Disciple Making Movements

Pray4Croatia exists to create strategic prayer for a church multiplication movement in Croatia.


The primary purpose of Pray4Croatia is to pray strategically for a church multiplication movement in Croatia. According to the research done by David Garrison and the International Mission Board, there are 10 elements found in every church multiplication movement. Beyond these 10 universal elements, there are also at least 10 frequently found characteristics. If we want to witness a movement ignite in Croatia, these elements give us amazing insight for how to pray strategically.

Use this guide to use the 10 Universals to pray more specifically for Croatia.


Not listed in any particular order of priority or frequency, these are 10 common factors seen frequently in church planting movements. Most CPMs see most (if not all) of these factors.

Worship in the Heart Language

Even in CPMs where the Bible is not yet available in the local language, these movements are still using their language in their prayers, songs, sermon illustrations and discussions. When the churches worship in their own language, the entire community has access and everyone can participate in forming the church. Because there is a deep connection between the heart language of a people and their worldview, missionaries who identify and embrace the language of the people they are trying to reach are in a better position to stimulate a CPM. Missionaries who rely on an outside or trade language will find a barrier between themselves and the hearts of the people they are seeking to reach.

Evangelism Has Communal Implications

CPMs tend to rely on strong family and social connections, unlike the emphasis in the West on individualism and personal commitment. Missionaries involved in CPMs recognize these strong social ties, and encourage new believers to pursue those bonds to draw new believers into the community of faith (see Acts 16:31-31). Often, the churches consist of family units led by the family’s head.

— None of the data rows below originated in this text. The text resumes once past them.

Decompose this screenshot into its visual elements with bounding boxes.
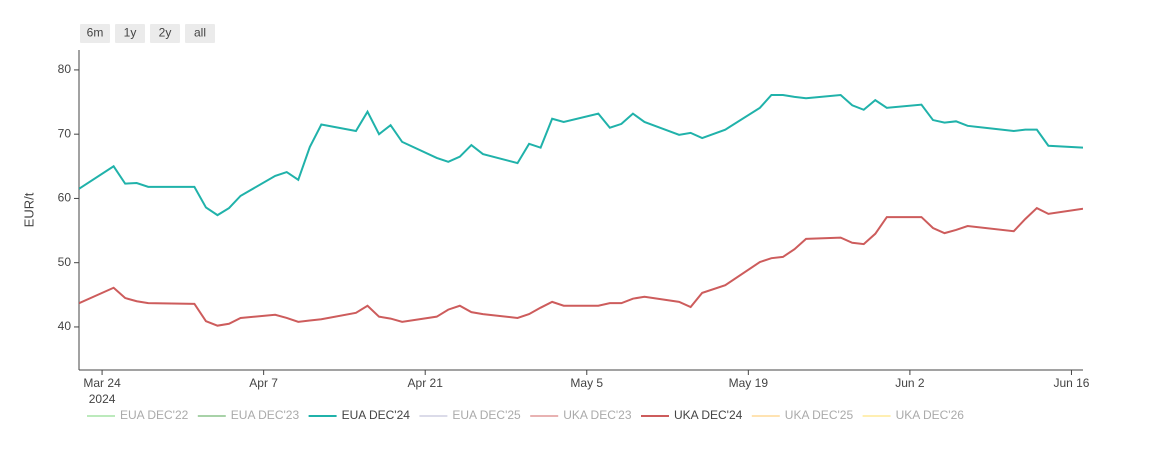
range-button-bg bbox=[150, 24, 180, 43]
legend-item[interactable]: UKA DEC'24 bbox=[641, 408, 743, 422]
y-tick-label: 40 bbox=[58, 319, 72, 333]
plot-area bbox=[79, 93, 1083, 327]
y-tick-label: 70 bbox=[58, 126, 72, 140]
range-button[interactable]: 2y bbox=[150, 24, 180, 43]
range-button-label: all bbox=[194, 26, 206, 40]
legend-item[interactable]: UKA DEC'26 bbox=[862, 408, 965, 422]
range-button[interactable]: 6m bbox=[80, 24, 110, 43]
legend-label: UKA DEC'23 bbox=[563, 408, 632, 422]
range-button-bg bbox=[185, 24, 215, 43]
range-button[interactable]: 1y bbox=[115, 24, 145, 43]
x-year-label: 2024 bbox=[89, 392, 116, 406]
legend-label: UKA DEC'24 bbox=[674, 408, 743, 422]
legend-label: UKA DEC'26 bbox=[896, 408, 965, 422]
range-button-label: 2y bbox=[159, 26, 172, 40]
range-button-label: 1y bbox=[124, 26, 137, 40]
x-tick-label: Apr 7 bbox=[249, 376, 278, 390]
x-tick-label: May 19 bbox=[729, 376, 769, 390]
x-tick-label: Jun 2 bbox=[895, 376, 925, 390]
legend-item[interactable]: UKA DEC'25 bbox=[751, 408, 854, 422]
range-button-bg bbox=[80, 24, 110, 43]
series-line bbox=[79, 206, 1083, 327]
range-button-label: 6m bbox=[87, 26, 104, 40]
range-button[interactable]: all bbox=[185, 24, 215, 43]
legend-item[interactable]: EUA DEC'22 bbox=[87, 408, 189, 422]
y-tick-label: 60 bbox=[58, 191, 72, 205]
series-line bbox=[79, 93, 1083, 217]
legend-label: EUA DEC'24 bbox=[342, 408, 411, 422]
legend: EUA DEC'22 EUA DEC'23 EUA DEC'24 EUA DEC'25… bbox=[87, 408, 964, 422]
y-axis-title: EUR/t bbox=[21, 192, 36, 227]
x-tick-label: Mar 24 bbox=[83, 376, 121, 390]
legend-item[interactable]: EUA DEC'23 bbox=[197, 408, 300, 422]
legend-item[interactable]: UKA DEC'23 bbox=[530, 408, 632, 422]
legend-label: EUA DEC'23 bbox=[231, 408, 300, 422]
range-button-bg bbox=[115, 24, 145, 43]
y-tick-label: 80 bbox=[58, 62, 72, 76]
x-tick-label: Jun 16 bbox=[1053, 376, 1089, 390]
legend-item[interactable]: EUA DEC'24 bbox=[308, 408, 411, 422]
legend-item[interactable]: EUA DEC'25 bbox=[419, 408, 521, 422]
legend-label: UKA DEC'25 bbox=[785, 408, 854, 422]
legend-label: EUA DEC'25 bbox=[452, 408, 521, 422]
y-tick-label: 50 bbox=[58, 255, 72, 269]
x-tick-label: May 5 bbox=[570, 376, 603, 390]
x-tick-label: Apr 21 bbox=[408, 376, 444, 390]
legend-label: EUA DEC'22 bbox=[120, 408, 189, 422]
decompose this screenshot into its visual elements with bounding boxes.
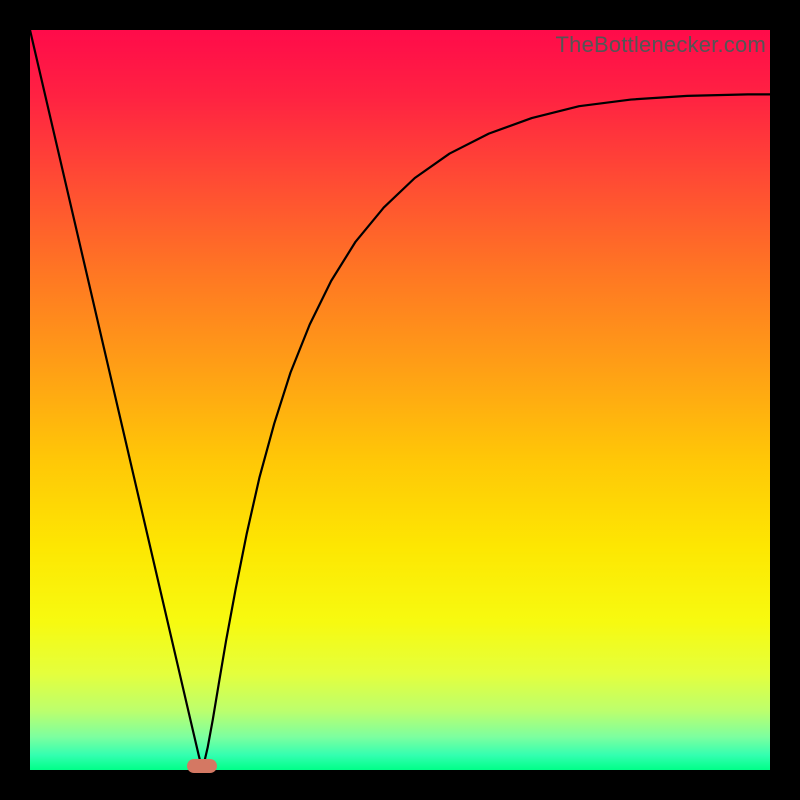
optimum-marker xyxy=(187,759,217,773)
chart-frame: TheBottlenecker.com xyxy=(0,0,800,800)
bottleneck-curve xyxy=(30,30,770,770)
curve-path xyxy=(30,30,770,770)
plot-area: TheBottlenecker.com xyxy=(30,30,770,770)
watermark-text: TheBottlenecker.com xyxy=(556,32,766,58)
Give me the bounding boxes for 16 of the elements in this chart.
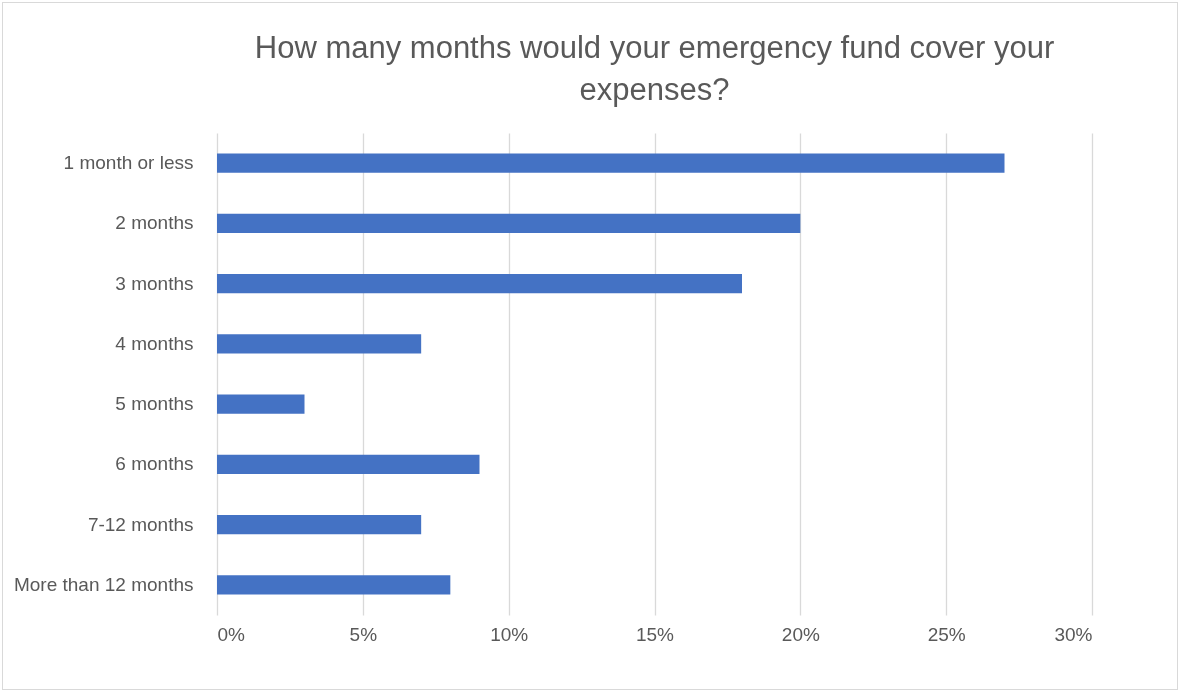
- y-tick-label: 6 months: [115, 453, 194, 475]
- x-tick-label: 10%: [490, 623, 529, 645]
- y-tick-label: 4 months: [115, 332, 194, 354]
- x-tick-label: 20%: [781, 623, 820, 645]
- x-tick-label: 5%: [349, 623, 378, 645]
- y-tick-label: 2 months: [115, 212, 194, 234]
- x-tick-label: 25%: [927, 623, 966, 645]
- x-tick-label: 15%: [635, 623, 675, 645]
- y-tick-label: 3 months: [115, 272, 194, 294]
- chart-title: How many months would your emergency fund cover your expenses?: [254, 30, 1055, 107]
- y-tick-label: 1 month or less: [63, 152, 194, 174]
- x-tick-label: 0%: [217, 623, 246, 645]
- y-tick-label: 5 months: [115, 393, 194, 415]
- x-tick-label: 30%: [1054, 623, 1093, 645]
- y-tick-label: More than 12 months: [13, 573, 194, 595]
- y-tick-label: 7-12 months: [87, 513, 194, 535]
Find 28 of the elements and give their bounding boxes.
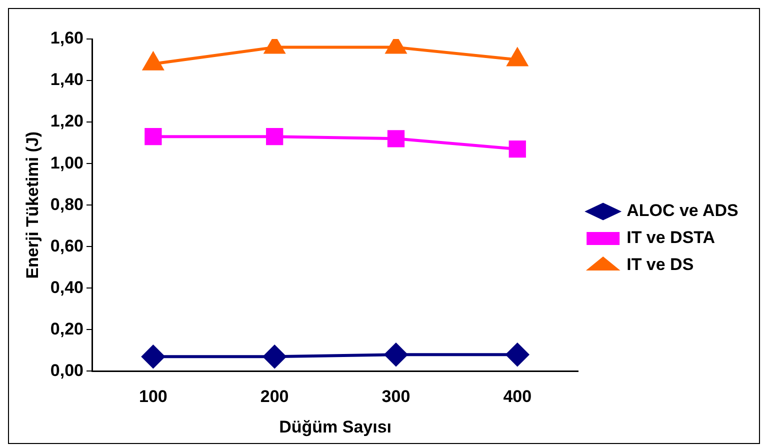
point bbox=[387, 130, 405, 148]
y-tick-label: 0,80 bbox=[50, 194, 84, 214]
point bbox=[264, 39, 285, 54]
y-tick-label: 1,00 bbox=[50, 153, 84, 172]
y-tick-label: 1,60 bbox=[50, 28, 84, 48]
y-tick-label: 0,00 bbox=[50, 360, 84, 380]
point bbox=[142, 345, 165, 368]
x-tick-label: 100 bbox=[139, 387, 168, 406]
point bbox=[508, 140, 526, 158]
legend-label: ALOC ve ADS bbox=[626, 201, 738, 220]
point bbox=[266, 128, 284, 146]
point bbox=[263, 345, 286, 368]
y-axis-title: Enerji Tüketimi (J) bbox=[22, 131, 42, 279]
legend-label: IT ve DS bbox=[626, 255, 694, 274]
y-tick-label: 0,40 bbox=[50, 278, 84, 297]
y-tick-label: 0,60 bbox=[50, 236, 84, 256]
y-tick-label: 1,40 bbox=[50, 70, 84, 90]
y-tick-label: 1,20 bbox=[50, 112, 84, 131]
x-tick-label: 400 bbox=[503, 387, 532, 406]
y-tick-label: 0,20 bbox=[50, 319, 84, 338]
x-tick-label: 200 bbox=[260, 387, 289, 406]
x-tick-label: 300 bbox=[382, 387, 410, 406]
point bbox=[384, 343, 408, 366]
point bbox=[144, 128, 162, 146]
point bbox=[386, 39, 406, 54]
point bbox=[506, 343, 529, 366]
x-axis-title: Düğüm Sayısı bbox=[279, 417, 392, 436]
legend-label: IT ve DSTA bbox=[626, 228, 716, 248]
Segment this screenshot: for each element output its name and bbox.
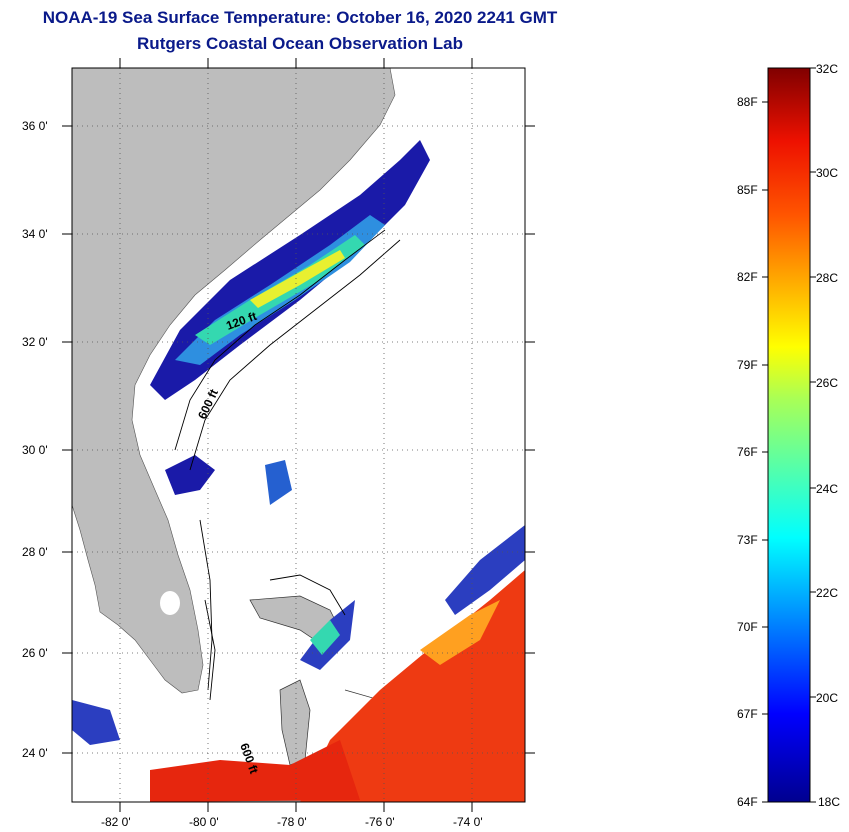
lat-label: 36 0' <box>22 119 48 133</box>
colorbar-celsius-label: 22C <box>816 586 838 600</box>
land-mainland <box>72 68 396 694</box>
colorbar-celsius-label: 30C <box>816 166 838 180</box>
lake-okeechobee <box>160 591 180 615</box>
map-subtitle: Rutgers Coastal Ocean Observation Lab <box>137 34 463 53</box>
colorbar-celsius-label: 26C <box>816 376 838 390</box>
map-frame <box>71 67 526 803</box>
depth-contours <box>174 229 401 701</box>
colorbar-fahrenheit-label: 64F <box>737 795 758 809</box>
lon-label: -82 0' <box>101 815 131 829</box>
colorbar-fahrenheit-label: 82F <box>737 270 758 284</box>
colorbar-ticks <box>762 67 816 803</box>
colorbar-fahrenheit-label: 70F <box>737 620 758 634</box>
lon-label: -76 0' <box>365 815 395 829</box>
map-title: NOAA-19 Sea Surface Temperature: October… <box>42 8 558 27</box>
colorbar-celsius-label: 24C <box>816 482 838 496</box>
colorbar-fahrenheit-label: 76F <box>737 445 758 459</box>
colorbar-celsius-label: 32C <box>816 62 838 76</box>
lat-label: 32 0' <box>22 335 48 349</box>
colorbar-celsius-label: 18C <box>818 795 840 809</box>
lat-label: 30 0' <box>22 443 48 457</box>
graticule <box>72 68 525 802</box>
lon-label: -74 0' <box>453 815 483 829</box>
colorbar-fahrenheit-label: 67F <box>737 707 758 721</box>
lat-label: 34 0' <box>22 227 48 241</box>
colorbar-fahrenheit-label: 73F <box>737 533 758 547</box>
colorbar-celsius-label: 28C <box>816 271 838 285</box>
lat-label: 28 0' <box>22 545 48 559</box>
colorbar-fahrenheit-label: 79F <box>737 358 758 372</box>
lat-label: 24 0' <box>22 746 48 760</box>
lon-label: -78 0' <box>277 815 307 829</box>
axis-ticks <box>62 58 535 812</box>
sst-south-warm <box>72 525 525 802</box>
sst-north-shelf <box>150 140 430 505</box>
colorbar-fahrenheit-label: 88F <box>737 95 758 109</box>
colorbar-celsius-label: 20C <box>816 691 838 705</box>
lon-label: -80 0' <box>189 815 219 829</box>
temperature-colorbar <box>767 67 811 803</box>
colorbar-fahrenheit-label: 85F <box>737 183 758 197</box>
lat-label: 26 0' <box>22 646 48 660</box>
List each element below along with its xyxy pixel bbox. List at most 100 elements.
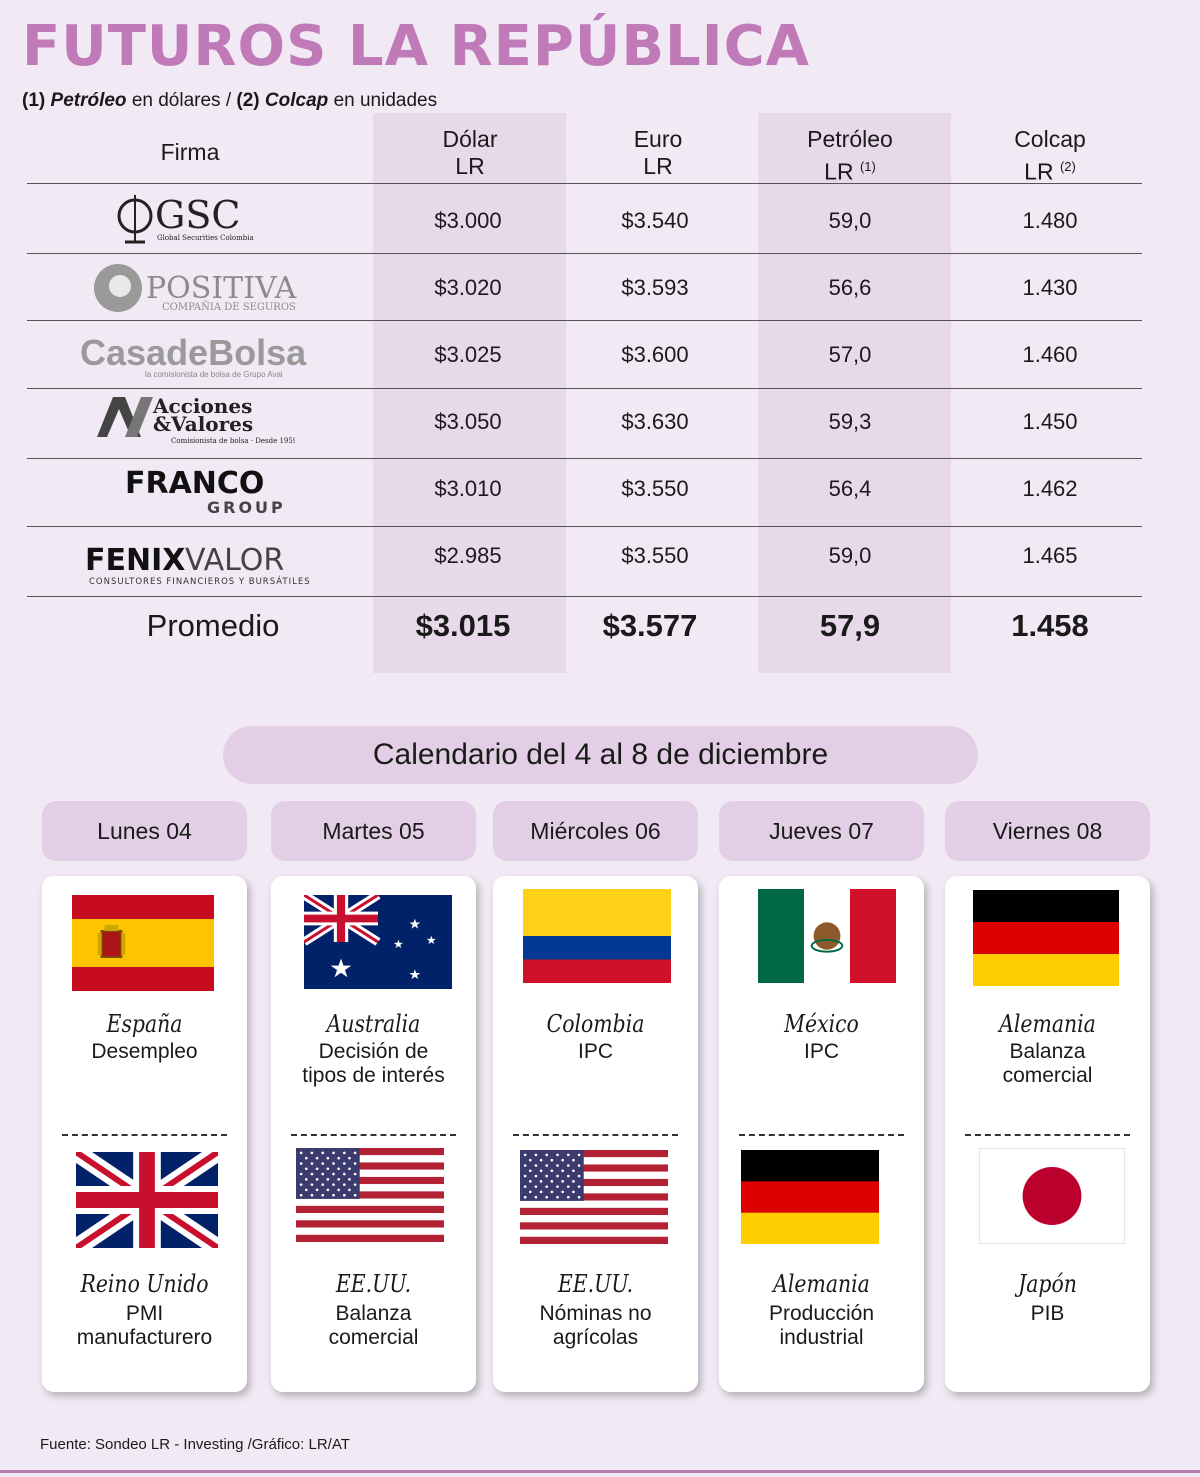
svg-text:FENIX: FENIX [85, 543, 185, 578]
country-name: Alemania [999, 1010, 1096, 1038]
day-card: México IPC Alemania Producción industrial [719, 876, 924, 1392]
cell-petroleo: 59,0 [828, 208, 872, 233]
event-description: IPC [493, 1040, 698, 1064]
cell-euro: $3.550 [621, 543, 689, 568]
average-colcap: 1.458 [1011, 608, 1089, 643]
cell-colcap: 1.430 [1022, 275, 1078, 300]
event-description: Balanza comercial [271, 1302, 476, 1350]
event-line: tipos de interés [302, 1064, 445, 1087]
cell-dolar: $3.050 [434, 409, 502, 434]
svg-text:★: ★ [409, 967, 422, 983]
svg-text:Global Securities Colombia: Global Securities Colombia [157, 234, 254, 242]
fenixvalor-logo: FENIX VALOR CONSULTORES FINANCIEROS Y BU… [70, 529, 320, 591]
row-divider [27, 526, 1142, 527]
day-header: Jueves 07 [719, 801, 924, 861]
cell-dolar: $3.020 [434, 275, 502, 300]
colombia-flag-icon [523, 889, 671, 988]
average-petroleo: 57,9 [819, 608, 881, 643]
country-name: España [106, 1010, 183, 1038]
cell-euro: $3.550 [621, 476, 689, 501]
row-divider [27, 458, 1142, 459]
day-card: España Desempleo Reino Unido PMI manufactur… [42, 876, 247, 1392]
row-divider [27, 253, 1142, 254]
row-divider [27, 596, 1142, 597]
cell-petroleo: 56,6 [828, 275, 872, 300]
event-line: industrial [779, 1326, 864, 1349]
day-card: Colombia IPC EE.UU. Nóminas no agrícolas [493, 876, 698, 1392]
header-petroleo: Petróleo LR (1) [807, 126, 893, 185]
svg-text:★: ★ [329, 954, 353, 983]
country-name: EE.UU. [557, 1270, 634, 1298]
svg-text:la comisionista de bolsa de Gr: la comisionista de bolsa de Grupo Aval [145, 370, 283, 379]
cell-petroleo: 56,4 [828, 476, 872, 501]
svg-text:GSC: GSC [155, 193, 240, 237]
page-title: FUTUROS LA REPÚBLICA [22, 14, 811, 79]
country-name: Australia [326, 1010, 421, 1038]
event-description: Desempleo [42, 1040, 247, 1064]
row-divider [27, 320, 1142, 321]
subtitle: (1) Petróleo en dólares / (2) Colcap en … [22, 90, 438, 111]
day-card: ★ ★ ★ ★ ★ Australia Decisión de tipos de in… [271, 876, 476, 1392]
event-line: PMI [125, 1302, 164, 1325]
header-dolar: Dólar LR [442, 126, 498, 179]
cell-petroleo: 59,0 [828, 543, 872, 568]
mexico-flag-icon [758, 889, 896, 988]
cell-colcap: 1.462 [1022, 476, 1078, 501]
bottom-rule [0, 1470, 1200, 1473]
event-line: Decisión de [318, 1040, 429, 1063]
cell-euro: $3.630 [621, 409, 689, 434]
cell-euro: $3.540 [621, 208, 689, 233]
country-name: Alemania [773, 1270, 870, 1298]
event-line: Producción [768, 1302, 875, 1325]
svg-text:GROUP: GROUP [207, 498, 286, 517]
event-line: agrícolas [552, 1326, 639, 1349]
usa-flag-icon [296, 1148, 444, 1247]
event-line: comercial [328, 1326, 419, 1349]
event-description: Producción industrial [719, 1302, 924, 1350]
country-name: Japón [1018, 1270, 1077, 1298]
day-header: Lunes 04 [42, 801, 247, 861]
event-line: PIB [1030, 1302, 1065, 1325]
header-firma: Firma [160, 139, 220, 165]
average-dolar: $3.015 [415, 608, 511, 643]
event-line: Desempleo [91, 1040, 198, 1063]
header-euro: Euro LR [633, 126, 683, 179]
usa-flag-icon [520, 1150, 668, 1249]
event-description: PMI manufacturero [42, 1302, 247, 1350]
uk-flag-icon [71, 1144, 223, 1256]
positiva-logo: POSITIVA COMPAÑIA DE SEGUROS [70, 257, 320, 319]
event-description: PIB [945, 1302, 1150, 1326]
event-description: Decisión de tipos de interés [271, 1040, 476, 1088]
event-line: IPC [803, 1040, 839, 1063]
gsc-logo: GSC Global Securities Colombia [70, 189, 320, 251]
event-description: IPC [719, 1040, 924, 1064]
day-header: Martes 05 [271, 801, 476, 861]
country-name: Colombia [546, 1010, 645, 1038]
day-header: Viernes 08 [945, 801, 1150, 861]
spain-flag-icon [72, 895, 214, 996]
cell-colcap: 1.480 [1022, 208, 1078, 233]
cell-colcap: 1.450 [1022, 409, 1078, 434]
svg-text:&Valores: &Valores [153, 412, 253, 436]
cell-euro: $3.600 [621, 342, 689, 367]
petroleo-column-band [758, 113, 951, 673]
cell-petroleo: 57,0 [828, 342, 872, 367]
germany-flag-icon [973, 890, 1119, 991]
day-card: Alemania Balanza comercial Japón PIB [945, 876, 1150, 1392]
row-divider [27, 183, 1142, 184]
svg-text:Comisionista de bolsa · Desde: Comisionista de bolsa · Desde 1959 [171, 437, 295, 445]
dashed-divider [739, 1134, 904, 1136]
event-line: Nóminas no [539, 1302, 652, 1325]
event-line: comercial [1002, 1064, 1093, 1087]
event-line: manufacturero [76, 1326, 213, 1349]
event-description: Nóminas no agrícolas [493, 1302, 698, 1350]
svg-text:FRANCO: FRANCO [125, 466, 264, 501]
cell-dolar: $3.000 [434, 208, 502, 233]
svg-text:CasadeBolsa: CasadeBolsa [80, 332, 307, 373]
dashed-divider [965, 1134, 1130, 1136]
header-colcap: Colcap LR (2) [1014, 126, 1086, 185]
casadebolsa-logo: CasadeBolsa la comisionista de bolsa de … [70, 324, 320, 386]
acciones-valores-logo: Acciones &Valores Comisionista de bolsa … [70, 391, 320, 453]
dashed-divider [291, 1134, 456, 1136]
svg-text:Acciones: Acciones [152, 394, 252, 418]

Rapid Incorporation of New Believers into the Life and Ministry of the Church

In most CPMs, a new believer is expected to be involved in the life and ministry of the church immediately. Discipleship generally begins before conversion and continues indefinitely, while the new believer also begins discipling others and even planting churches. To maintain outward growth, CPM-minded missionaries will often encourage new believers to join or help start new churches rather than attend existing congregations.

Passion and Fearlessness

CPMs are characterized by boldness and a sense of urgency, which emphasizes the importance of salvation and the necessity of conversion. Believers demonstrate fearlessness in the face of opposition. A spirit of timidity or fear cripples or stops a CPM entirely. Boldness may invite persecution, but it fuels a CPM (see Joshua 1:6).

A Price to Pay to Become a Christian

Often, CPMs emerge in settings where conversion to the gospel of Jesus Christ is not easy, popular, or safe to do. In many cases, conversion leads to severe persecution or even death. Because of this pressure, those who are not committed to the gospel tend to abandon the faith, and those who remain demonstrate a high level of dedication. In the face of persecution, believers find strong support in the testimony of Jesus and the New Testament church (see Matthew 10:17-25).

Perceived Leadership Crisis or Spiritual Vacuum in Society

The removal of long-held symbols of stability and security prompts individuals to reconsider matters of eternal significance. Major political or social upheaval, war, natural disaster or displacement are all catalysts that prepare a country or people group for a CPM. Breakdowns in society are becoming common in this changing world, and this means more areas are ready for a church planting movement.

On-the-Job Training for Church Leadership

In a rapidly increasing CPM, leaders need to be trained while still present and focused on their churches. Effective training is vital to the success of the movement, but if leaders have to leave for extended periods for training, the momentum of the movement will be hurt. The most beneficial training combines practical education with ongoing ministry. The forms of this integrated training vary from field to field, but often include several short-term training modules that do not hurt the primary tasks of evangelism, church planting and pastoral leadership. Even beyond the initial training, missionaries have agreed that ongoing leadership development will contribute to continued growth and strong
development of a CPM.

Leadership Authority is Decentralized

For a CPM to succeed, each cell or house church leader should have the authority it needs for evangelism, ministry and planting new churches. A CPM is too dynamic to thrive in a situation where a hierarchy of authority must be navigated in order for valuable, time-sensitive decisions to be made.

Outsiders Keep a Low Profile

Missionaries who have been involved in Church Planting Movements point to the importance of keeping a low personal profile as they seek to initiate and nurture the movement. A key concern is to minimize foreignness and encourage indigenousness. Rather than waiting for new believers to prove themselves worthy of leadership, missionaries begin by drawing new believers into leadership roles through participative Bible studies and mentoring pastors from behind the scenes.

Missionaries Suffer

Many missionaries who have been engaged in CPMs have suffered illness, ridicule and shame. In some instances, the suffering was due to their own self-destructive behavior; in other cases, it came at the hands of opponents. There is reason to believe the affliction comes as the cost of battling spiritual darkness (Revelation 12:12). Whatever the cause, the increased suffering of those missionaries who are involved in CPMs is certainly noteworthy. Missionaries intent on this cause of action will need to be on their guard, and will desperately need to watch, fight and pray.